Eben habe ich im HR Today einen Artikel gelesen, der mich zu einem eigenen Post anregt. Stephan Penning schreibt, dass Change zum Dauerzustand geworden ist. Das ist in meinen Augen richtig. Wir mögen das bedauern und die guten alten Zeiten zurückwünschen, aber klar, das ist unrealistisch.
Change ist nicht gleich Change
Was mich aber umtreibt ist, dass Change nicht gleich Change ist. Oder anders gesagt, dass sich hinter diesem Begriff sehr unterschiedliche Dinge verbergen. Vielerorts werden mit dem Verweis auf die nötige Anpassung an schnelle Veränderungen auf dem Markt langwierige Change-Projekte, Restrukturierungen, Transformationen, Sparrunden, Neuausrichtungen etc. von oben verordnet. Abgesehen davon, dass diese oft relativ sinnfrei sind, hinken sie der Entwicklung auf dem Markt hoffnungslos hinterher. Deshalb werden sie auch oft schon vom nächsten Projekt abgelöst, bevor sie beendet werden können.
Verordneter Change schafft (unnötige) Unsicherheit
Dies mag leicht überzeichnet sein, ist aber auch nur der harmlose Teil der Problematik, die dadurch geschaffen wird. Solche Übungen schaffen immer Unsicherheit – bei den direkt Betroffenen wie bei denen, die nur beobachten. Jobunsicherheit sowieso, aber auch Unsicherheit, wie es denn jetzt weitergeht. Was ist noch ok und was nicht mehr? Was soll man noch tun und auf wen hören? Dies führt unweigerlich dazu, dass der ganze Laden paralysiert ist und quasi stillsteht und abwartet.
«Change» zementiert oft den Status Quo
Also genügend Zeit für alle, um den Markt zu beobachten, Kundenwünsche zielgerichtet zu erfüllen und innovativ zu sein? Logisch ist genau das Gegenteil wahr. In solch unsicheren Zeiten wird Nabelschau betrieben, jeder schaut für sich und sichert sich so gut wie möglich ab. Das Unternehmen beschäftigt sich mit sich selbst statt sich um seine Kunden zu kümmern (und seine Mitarbeitenden). So führt also der angekündigte Change Richtung mehr Agilität erst recht zum Stillstand, zu autistischen Verhaltensweisen und zum Verpassen des Zuges. Und obwohl man danach sofort aufs andere Gleis hetzt, ist dann auch der nächste Zug schon wieder weg. Wer war das schon wieder, der das so schön beschrieben hat? Kafka? Mani Matter?
Change geht anders
Ist es denn gar nicht möglich, in einer sich rasant ändernden Welt den Zug noch zu erwischen? Alles beim Alten zu belassen, kann’s ja auch nicht sein, oder? Selbstverständlich gibt es Mittel und Wege. Aber die Lösungen liegen nicht in den Strukturen und in Musik von oben. Das geht alles viel zu langsam und viel zu wenig treffsicher – etwa so, wie wenn man eine Erkältung mit einer penibel genau vorbereiteten Herz-Lungen-Operation heilen wollte.

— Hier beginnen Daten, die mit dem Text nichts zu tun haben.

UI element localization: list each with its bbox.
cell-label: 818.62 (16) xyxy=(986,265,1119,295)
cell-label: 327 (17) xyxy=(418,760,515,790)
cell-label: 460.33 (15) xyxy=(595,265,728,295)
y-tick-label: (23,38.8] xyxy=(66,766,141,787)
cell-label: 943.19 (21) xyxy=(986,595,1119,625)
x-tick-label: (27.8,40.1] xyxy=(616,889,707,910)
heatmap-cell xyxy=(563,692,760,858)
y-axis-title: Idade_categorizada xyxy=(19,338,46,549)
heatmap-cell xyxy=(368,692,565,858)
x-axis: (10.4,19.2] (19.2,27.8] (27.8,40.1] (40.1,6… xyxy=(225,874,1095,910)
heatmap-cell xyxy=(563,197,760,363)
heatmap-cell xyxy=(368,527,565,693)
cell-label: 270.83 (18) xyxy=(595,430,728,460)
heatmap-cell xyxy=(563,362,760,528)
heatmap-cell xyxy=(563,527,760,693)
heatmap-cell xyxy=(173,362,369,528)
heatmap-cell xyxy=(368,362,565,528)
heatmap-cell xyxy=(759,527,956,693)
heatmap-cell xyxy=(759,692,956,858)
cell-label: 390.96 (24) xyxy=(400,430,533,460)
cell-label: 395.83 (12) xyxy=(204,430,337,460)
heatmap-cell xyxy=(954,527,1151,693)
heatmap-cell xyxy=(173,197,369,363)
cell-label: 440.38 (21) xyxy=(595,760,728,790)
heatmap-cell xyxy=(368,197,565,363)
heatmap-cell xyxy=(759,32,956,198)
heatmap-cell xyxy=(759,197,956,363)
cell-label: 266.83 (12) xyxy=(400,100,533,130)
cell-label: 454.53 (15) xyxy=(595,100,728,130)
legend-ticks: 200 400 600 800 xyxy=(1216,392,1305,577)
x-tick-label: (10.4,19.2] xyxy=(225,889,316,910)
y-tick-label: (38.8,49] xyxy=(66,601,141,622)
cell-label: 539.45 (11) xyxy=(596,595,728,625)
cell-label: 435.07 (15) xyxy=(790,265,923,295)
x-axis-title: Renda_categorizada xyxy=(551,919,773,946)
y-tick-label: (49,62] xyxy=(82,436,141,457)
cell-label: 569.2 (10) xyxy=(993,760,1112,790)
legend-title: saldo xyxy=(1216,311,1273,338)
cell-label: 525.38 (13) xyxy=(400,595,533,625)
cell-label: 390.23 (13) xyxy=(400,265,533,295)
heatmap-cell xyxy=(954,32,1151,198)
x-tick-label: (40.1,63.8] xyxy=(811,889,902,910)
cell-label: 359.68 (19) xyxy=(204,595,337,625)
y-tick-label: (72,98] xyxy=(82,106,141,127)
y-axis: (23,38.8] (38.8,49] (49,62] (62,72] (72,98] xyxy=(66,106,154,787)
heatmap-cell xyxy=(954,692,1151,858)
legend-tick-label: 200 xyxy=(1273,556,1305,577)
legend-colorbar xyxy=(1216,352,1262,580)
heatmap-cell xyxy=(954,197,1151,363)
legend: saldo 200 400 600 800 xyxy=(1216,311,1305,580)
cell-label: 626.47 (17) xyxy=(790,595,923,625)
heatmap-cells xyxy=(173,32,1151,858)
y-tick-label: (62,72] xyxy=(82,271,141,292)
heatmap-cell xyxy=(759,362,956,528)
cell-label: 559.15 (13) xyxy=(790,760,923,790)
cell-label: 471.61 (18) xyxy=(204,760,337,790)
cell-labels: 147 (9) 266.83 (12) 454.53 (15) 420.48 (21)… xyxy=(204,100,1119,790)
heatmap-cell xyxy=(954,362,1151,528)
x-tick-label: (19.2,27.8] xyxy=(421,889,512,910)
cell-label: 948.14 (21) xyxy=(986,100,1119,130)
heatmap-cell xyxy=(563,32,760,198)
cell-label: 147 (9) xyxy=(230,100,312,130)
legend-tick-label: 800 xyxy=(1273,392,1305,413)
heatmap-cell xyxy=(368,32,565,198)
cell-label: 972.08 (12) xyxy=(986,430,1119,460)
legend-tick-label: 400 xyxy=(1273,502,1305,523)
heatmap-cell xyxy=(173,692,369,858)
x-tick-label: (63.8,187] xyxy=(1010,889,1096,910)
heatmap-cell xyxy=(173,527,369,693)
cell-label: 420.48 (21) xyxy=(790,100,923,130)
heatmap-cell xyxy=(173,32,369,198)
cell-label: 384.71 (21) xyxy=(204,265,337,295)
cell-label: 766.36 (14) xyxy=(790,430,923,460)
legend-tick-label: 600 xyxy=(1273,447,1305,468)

Der Change, den es heute braucht, besteht zum grössten Teil aus kleinen aber zielgenauen Interventionen im Kundenumfeld und im richtigen Moment (moment of truth). Dort müssen auch Innovationen ihren Ursprung haben und das Gespür dafür, was sich denn nun wirklich ändert und wie. Und all diese Informationen, Ideen, Inputs, Feedbacks etc. müssen frei und ungehindert fliessen – in erster Linie horizontal, nicht vertikal.
Und Change-resistente «changen» plötzlich von selber
Dazu braucht es eher keine Grossprojekte und möglichst hoch aufgehängte Steering Committees. Auch Restrukturierung und Transformationen braucht es dazu eigentlich nur eine: nämlich die, die das vorher Gesagte möglich macht. Und viele der als change-resistent Verschrieenen sehen und erleben selber, was sich ändert und wie sie sich weiterentwickeln müssen, damit sie ihre Kunden zufriedenstellen – ja, begeistern – können, damit sie Spass an ihrer Arbeit haben und Sinn darin sehen. Wenn ein Unternehmen es zulässt, werden ihm genau diese Mitarbeitenden Beine machen, damit sich endlich etwas ändert.